Константин Богомолов о театре и зрителях
Константин, расскажите, как проходит отбор в школу?
Первый тур – простое собеседование, на котором я устанавливаю психологический контакт с людьми. На втором туре – это уже задания, подобранные индивидуально для каждого претендента. Кого-то можно попросить что-то почитать, кому-то дать этюд. А с кем-то нужны иные, нестандартные формы взаимодействия, чтобы понять, на что человек способен. Меня, честно говоря, меньше всего интересуют такие вещи, как темперамент или наличие профессиональных качеств, которые позволяют стать артистом. Важно, насколько человек действительно отдает себе отчет, что хочет этим заниматься. Нам не нужны те, кто рассматривает учебу как дополнение к своей основной работе. В то же время это должны быть интересные личности, на которых останавливается взгляд, от которых идет то, что вас цепляет. И, что немаловажно, это должны быть люди, не имеющие сформировавшегося представления об актерской профессии, навеянного участием в самодеятельности, первым образованием или собственным видением того, каким должен быть актер.
Можно ли вообще научить актерскому мастерству?
Выдающийся талант можно не испортить, дав ему технологические азы, развив физические и голосовые данные. Актерские школы существуют прежде всего для воспитания среднего артиста, который импровизировать не может и берет техникой. На самом деле наша проблема заключается не в количестве выдающихся актеров (их всегда мало), а в низком качестве артиста среднего, массового. Поэтому хорошего среднего артиста и должна выдавать наша школа.
Если вам интереснее работать со средним актером, зачем вы берете в школу выдающихся? Это какой-то сhallenge?
Да. И для меня, и для других студентов. Кроме того, это очень хороший обучающий фактор. Вы понимаете, искусство всегда мимитическое, то бишь подражательное. Лучшие мои воспоминания о педагогах – например, о моем мастере Гончарове – связаны не с тем, что он давал какое-то особенное знание, а с тем, что он был мощной личностью, и ему хотелось подражать. Точно так же мне хотелось подражать Някрошюсу или Фоменко. И это хорошо. Выбор того, чему человек подражает, очень много говорит о нем самом. Именно подражая, мы обретаем свой язык. Поэтому для актера так важно общегуманитарное образование.

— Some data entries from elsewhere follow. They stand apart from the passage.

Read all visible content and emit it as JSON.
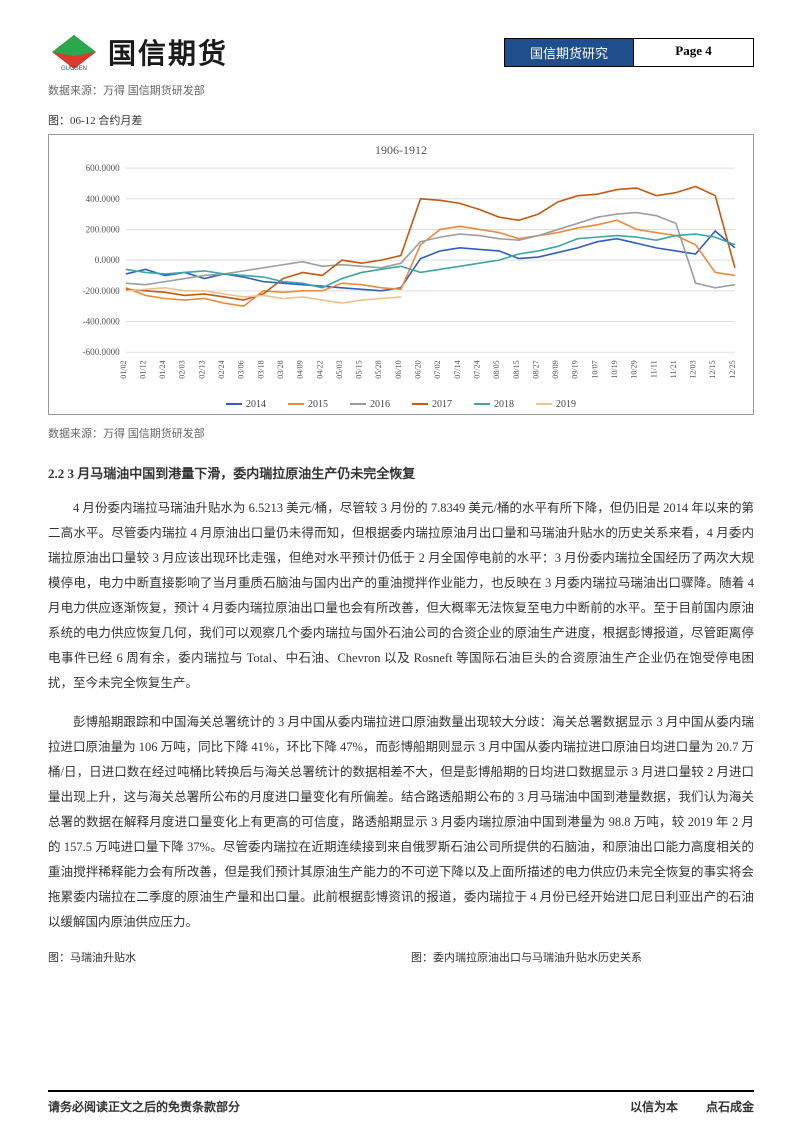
{
  "header": {
    "logo_text": "国信期货",
    "logo_sub": "GUOSEN",
    "research_box": "国信期货研究",
    "page_box": "Page   4"
  },
  "source_label_1": "数据来源：万得 国信期货研发部",
  "source_label_2": "数据来源：万得 国信期货研发部",
  "chart1": {
    "caption": "图：06-12 合约月差",
    "title": "1906-1912",
    "type": "line",
    "background_color": "#ffffff",
    "grid_color": "#dddddd",
    "axis_color": "#bfbfbf",
    "line_width": 1.6,
    "ylim": [
      -600,
      600
    ],
    "ytick_step": 200,
    "ytick_labels": [
      "-600.0000",
      "-400.0000",
      "-200.0000",
      "0.0000",
      "200.0000",
      "400.0000",
      "600.0000"
    ],
    "x_labels": [
      "01/02",
      "01/12",
      "01/24",
      "02/03",
      "02/13",
      "02/24",
      "03/06",
      "03/18",
      "03/28",
      "04/09",
      "04/22",
      "05/03",
      "05/15",
      "05/28",
      "06/10",
      "06/20",
      "07/02",
      "07/14",
      "07/24",
      "08/05",
      "08/15",
      "08/27",
      "09/09",
      "09/19",
      "10/07",
      "10/19",
      "10/29",
      "11/11",
      "11/21",
      "12/03",
      "12/15",
      "12/25"
    ],
    "series": [
      {
        "name": "2014",
        "color": "#2e5fc2",
        "values": [
          -90,
          -60,
          -100,
          -80,
          -120,
          -90,
          -110,
          -140,
          -150,
          -160,
          -170,
          -180,
          -190,
          -200,
          -180,
          10,
          60,
          80,
          70,
          60,
          10,
          20,
          50,
          80,
          120,
          140,
          110,
          80,
          60,
          40,
          190,
          80
        ]
      },
      {
        "name": "2015",
        "color": "#ed8b3b",
        "values": [
          -180,
          -230,
          -250,
          -260,
          -250,
          -280,
          -300,
          -200,
          -210,
          -200,
          -200,
          -150,
          -160,
          -180,
          -190,
          100,
          200,
          220,
          200,
          180,
          140,
          160,
          180,
          210,
          230,
          260,
          200,
          180,
          160,
          100,
          -80,
          -100
        ]
      },
      {
        "name": "2016",
        "color": "#9e9e9e",
        "values": [
          -150,
          -160,
          -140,
          -120,
          -100,
          -90,
          -70,
          -50,
          -30,
          -10,
          -40,
          -30,
          -40,
          -50,
          -20,
          120,
          150,
          170,
          160,
          140,
          130,
          160,
          200,
          240,
          280,
          300,
          310,
          290,
          240,
          -150,
          -180,
          -160
        ]
      },
      {
        "name": "2017",
        "color": "#c55a11",
        "values": [
          -190,
          -200,
          -210,
          -230,
          -220,
          -240,
          -260,
          -220,
          -120,
          -80,
          -100,
          0,
          -20,
          0,
          30,
          400,
          390,
          370,
          330,
          280,
          260,
          300,
          380,
          420,
          430,
          460,
          470,
          420,
          440,
          480,
          420,
          -50
        ]
      },
      {
        "name": "2018",
        "color": "#3aa6a6",
        "values": [
          -60,
          -80,
          -90,
          -80,
          -70,
          -90,
          -100,
          -110,
          -140,
          -150,
          -180,
          -120,
          -80,
          -60,
          -40,
          -80,
          -60,
          -40,
          -20,
          0,
          40,
          60,
          90,
          140,
          150,
          160,
          150,
          130,
          160,
          170,
          150,
          100
        ]
      },
      {
        "name": "2019",
        "color": "#f0c090",
        "values": [
          -200,
          -190,
          -180,
          -200,
          -200,
          -220,
          -240,
          -230,
          -250,
          -240,
          -260,
          -280,
          -260,
          -250,
          -240,
          null,
          null,
          null,
          null,
          null,
          null,
          null,
          null,
          null,
          null,
          null,
          null,
          null,
          null,
          null,
          null,
          null
        ]
      }
    ]
  },
  "section_heading": "2.2 3 月马瑞油中国到港量下滑，委内瑞拉原油生产仍未完全恢复",
  "para1": "4 月份委内瑞拉马瑞油升贴水为 6.5213 美元/桶，尽管较 3 月份的 7.8349 美元/桶的水平有所下降，但仍旧是 2014 年以来的第二高水平。尽管委内瑞拉 4 月原油出口量仍未得而知，但根据委内瑞拉原油月出口量和马瑞油升贴水的历史关系来看，4 月委内瑞拉原油出口量较 3 月应该出现环比走强，但绝对水平预计仍低于 2 月全国停电前的水平：3 月份委内瑞拉全国经历了两次大规模停电，电力中断直接影响了当月重质石脑油与国内出产的重油搅拌作业能力，也反映在 3 月委内瑞拉马瑞油出口骤降。随着 4 月电力供应逐渐恢复，预计 4 月委内瑞拉原油出口量也会有所改善，但大概率无法恢复至电力中断前的水平。至于目前国内原油系统的电力供应恢复几何，我们可以观察几个委内瑞拉与国外石油公司的合资企业的原油生产进度，根据彭博报道，尽管距离停电事件已经 6 周有余，委内瑞拉与 Total、中石油、Chevron 以及 Rosneft 等国际石油巨头的合资原油生产企业仍在饱受停电困扰，至今未完全恢复生产。",
  "para2": "彭博船期跟踪和中国海关总署统计的 3 月中国从委内瑞拉进口原油数量出现较大分歧：海关总署数据显示 3 月中国从委内瑞拉进口原油量为 106 万吨，同比下降 41%，环比下降 47%，而彭博船期则显示 3 月中国从委内瑞拉进口原油日均进口量为 20.7 万桶/日，日进口数在经过吨桶比转换后与海关总署统计的数据相差不大，但是彭博船期的日均进口数据显示 3 月进口量较 2 月进口量出现上升，这与海关总署所公布的月度进口量变化有所偏差。结合路透船期公布的 3 月马瑞油中国到港量数据，我们认为海关总署的数据在解释月度进口量变化上有更高的可信度，路透船期显示 3 月委内瑞拉原油中国到港量为 98.8 万吨，较 2019 年 2 月的 157.5 万吨进口量下降 37%。尽管委内瑞拉在近期连续接到来自俄罗斯石油公司所提供的石脑油，和原油出口能力高度相关的重油搅拌稀释能力会有所改善，但是我们预计其原油生产能力的不可逆下降以及上面所描述的电力供应仍未完全恢复的事实将会拖累委内瑞拉在二季度的原油生产量和出口量。此前根据彭博资讯的报道，委内瑞拉于 4 月份已经开始进口尼日利亚出产的石油以缓解国内原油供应压力。",
  "bottom_captions": {
    "left": "图：马瑞油升贴水",
    "right": "图：委内瑞拉原油出口与马瑞油升贴水历史关系"
  },
  "footer": {
    "left": "请务必阅读正文之后的免责条款部分",
    "right1": "以信为本",
    "right2": "点石成金"
  },
  "colors": {
    "header_blue": "#1f4e8c",
    "logo_green": "#2aa84f",
    "logo_red": "#d93a2b"
  }
}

То есть вы считаете, что актерам не хватает начитанности...
Начитанности, «насмотренности» других спектаклей разных стилей и направлений, разных режиссеров. Пока ты это не распробуешь сам, это очень трудно объяснить. Да и потом, для актера очень важна категория успеха. Если он видит, что бывает по-другому и это не менее успешно, чем то, что делает он, работая на своих десяти, ста тысячах штампов, он смелее идет на эксперимент. У нас часто говорят: актеру нужен жизненный опыт, но не нужны знания. Но ведь знания и опыт – это одного порядка вещи. А у нас такая ситуация, что гуманитарные предметы, я не стесняюсь говорить, плохо преподают в высших учебных театральных заведениях. Не потому, что плохие педагоги, педагоги зачастую замечательные, но отношение к студентам снисходительно-прощающее. Ну не прочел он этих книг, ничего не знает по истории музыки, но он же талантливый. И потом мы получаем катастрофу: люди выходят талантливые и необразованные, и их заносит в дебри безвкусицы. Не дай бог режиссеру встретиться с таким актером, в котором сочетаются успешность и невежество. Понимаете, в чем отличие нашей школы: студент должен бояться быть исключенным за незнание предмета гуманитарного.
Но вы же не один будете всем этим заниматься?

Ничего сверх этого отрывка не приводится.